What you missed from a night around the NBA while cooking breakfast for yourself and 10,000 of your closest friends….
1) Warriors blow lead at home and lose to Timberwolves, should Steve Kerr start thinking rest over record?I know that Steve Kerr said the Warriors are not pushing for 73 wins. I know after Tuesday’s loss Kerr denied that fatigue was an issue and part of the reason they have lost two-of-three at home. But the reality is the Warriors have been sloppy with the ball of late — 23 against the Timberwolves Tuesday — and if Stephen Curry‘s shooting can’t bail them out (21 points on 25 shots Tuesday, 0-of-8 in the first half) they are vulnerable. Curry looks tired to me, and that’s why the shots aren’t falling. Which brings us to the issue of rest.
It’s not necessarily physical, but Draymond Green admitted the team has seemingly been distracted by the chase for 73 wins — a number that will be hard to reach after the Warriors blew a 17-point lead and fell to Minnesota in overtime 124-117 Tuesday. Golden State is now 69-9 and would need to go 4-0 the rest of the way to break the record. They have two games left against beat up Memphis, and two left against the Spurs. But if they are serious about winning a title, a little mental break and some rest before the playoffs start may be what the team needs.

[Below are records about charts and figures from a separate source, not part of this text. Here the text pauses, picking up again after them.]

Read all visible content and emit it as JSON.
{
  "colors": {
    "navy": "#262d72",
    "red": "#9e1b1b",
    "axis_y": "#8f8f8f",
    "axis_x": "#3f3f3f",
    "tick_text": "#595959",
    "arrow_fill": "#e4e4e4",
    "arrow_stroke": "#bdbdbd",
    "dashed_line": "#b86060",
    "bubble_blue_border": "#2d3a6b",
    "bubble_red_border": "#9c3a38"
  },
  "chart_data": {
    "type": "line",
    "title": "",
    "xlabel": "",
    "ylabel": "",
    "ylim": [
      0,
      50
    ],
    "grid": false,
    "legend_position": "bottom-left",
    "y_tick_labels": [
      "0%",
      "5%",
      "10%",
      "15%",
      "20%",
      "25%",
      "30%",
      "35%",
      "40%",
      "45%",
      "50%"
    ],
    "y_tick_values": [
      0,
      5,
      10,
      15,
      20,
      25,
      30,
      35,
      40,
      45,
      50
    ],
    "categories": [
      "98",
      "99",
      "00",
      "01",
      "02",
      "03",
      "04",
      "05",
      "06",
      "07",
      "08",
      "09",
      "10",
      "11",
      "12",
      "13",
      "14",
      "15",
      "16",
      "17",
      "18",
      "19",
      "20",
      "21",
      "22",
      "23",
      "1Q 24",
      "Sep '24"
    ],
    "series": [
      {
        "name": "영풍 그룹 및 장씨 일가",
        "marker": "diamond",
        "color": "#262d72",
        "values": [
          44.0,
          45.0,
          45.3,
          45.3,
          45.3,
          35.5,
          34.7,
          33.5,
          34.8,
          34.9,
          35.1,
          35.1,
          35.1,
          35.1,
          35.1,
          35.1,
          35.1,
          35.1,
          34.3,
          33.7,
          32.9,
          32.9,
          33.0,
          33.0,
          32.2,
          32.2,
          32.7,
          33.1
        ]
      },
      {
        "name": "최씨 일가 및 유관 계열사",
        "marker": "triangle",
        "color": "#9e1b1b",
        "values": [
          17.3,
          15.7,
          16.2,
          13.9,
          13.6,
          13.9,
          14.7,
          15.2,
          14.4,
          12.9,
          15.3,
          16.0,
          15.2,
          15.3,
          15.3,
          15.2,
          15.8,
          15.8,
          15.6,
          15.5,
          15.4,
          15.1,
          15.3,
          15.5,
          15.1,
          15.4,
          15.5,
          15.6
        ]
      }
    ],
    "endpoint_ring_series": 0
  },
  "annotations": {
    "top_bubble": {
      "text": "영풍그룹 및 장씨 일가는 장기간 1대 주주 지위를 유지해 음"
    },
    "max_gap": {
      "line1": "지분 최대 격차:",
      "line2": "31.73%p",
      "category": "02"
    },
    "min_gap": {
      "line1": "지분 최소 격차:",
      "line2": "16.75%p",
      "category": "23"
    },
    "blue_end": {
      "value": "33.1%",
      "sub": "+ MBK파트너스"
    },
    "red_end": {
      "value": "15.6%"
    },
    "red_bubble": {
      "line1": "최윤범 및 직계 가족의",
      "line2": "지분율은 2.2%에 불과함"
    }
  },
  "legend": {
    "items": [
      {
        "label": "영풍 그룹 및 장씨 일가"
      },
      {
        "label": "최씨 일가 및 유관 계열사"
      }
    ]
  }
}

The Warriors finally got healthy Tuesday — Andre Iguodala and Andrew Bogut were back — but the bench had its worst outing in recent memory. The Warriors defense was not sharp all night, allowing open looks and space for drives — particularly by Andrew Wiggins, who had 32 points on 11-of-19 shooting. Curry and the offense could not cover up that play one more time, not against an improving Timberwolves team. The Warriors need to get right before the games get more serious in a couple of weeks, and if rest is part of that it should come as a higher priority than a regular season wins record.
2) Bulls playoff dreams on life support after loss to Grizzlies (while Memphis’ look solid again). Let’s be honest: The Chicago Bulls are not making the playoffs. Chicago is two games back of Detroit with four to play — and the Pistons have the tiebreaker. Chicago would need to win out — including beating Cleveland and Miami the rest of this week — and hope the Pistons lose three out of four so Chicago can get in the postseason. While technically not impossible, that’s not happening.
That’s the reality of Chicago’s 108-92 loss to Memphis Tuesday. Jimmy Butler is trying to play through pain but is clearly not right (2-of-8 shooting for 5 points), Derrick Rose is never going to be the guy who can carry a team again, Pau Gasol is solid but at age 35 is past his prime, and the Bulls defense is terrible. That’s not a playoff team.
The win ends Memphis’ six-game losing streak and should stop talk of them falling out of the playoffs — the Grizzlies are 3.5 games up on nine-seed Houston with four to play. Zach Randolph‘s 27 points and 10 boards secured the crucial win. That said, the banged up Grizzlies are the team everyone in the top half of the West would prefer to play in the first round of the playoffs, this team is a shell of its former self.
3) Kawhi Leonard hits the game winner as Spurs edge Jazz. Utah is a feisty team that will not go quietly, something the Spurs — the full complement of Spurs, the big names all played — learned the hard way Tuesday night. Utah fought from 16 back to make it a game, but in the end, there was Leonard hitting the contested shot to win the game. This could be a first round series preview, and if so I’ll take it — this would be a fun matchup.
4) This year’s Sixers will not be the worst team in NBA history, win 10th game. The Sixers are bad — 10-68 on the season — but they are not historically bad. Which is something, I guess. Tuesday the Sixers beat what’s left of the injury-ravaged Pelican’s roster 107-93 thanks to 22 points from Carl Landry. That gives the Sixers 10 wins on the season, better than the all-time low for an 82-game season (9-73 by the 1972-73 76ers). Not sure that’s a reason to throw a party, but avoiding ignominy is a good thing.
5) Another day, another Russell Westbrook triple double. Westbrook now has 17 triple doubles on the season, after grabbing another — 13 points, 14 rebounds, 12 assists — in the Thunder’s 124-102 win against Denver. As I noted in the last PBT Podcast, Westbrook would be second on my MVP ballot, he’s been that special this season.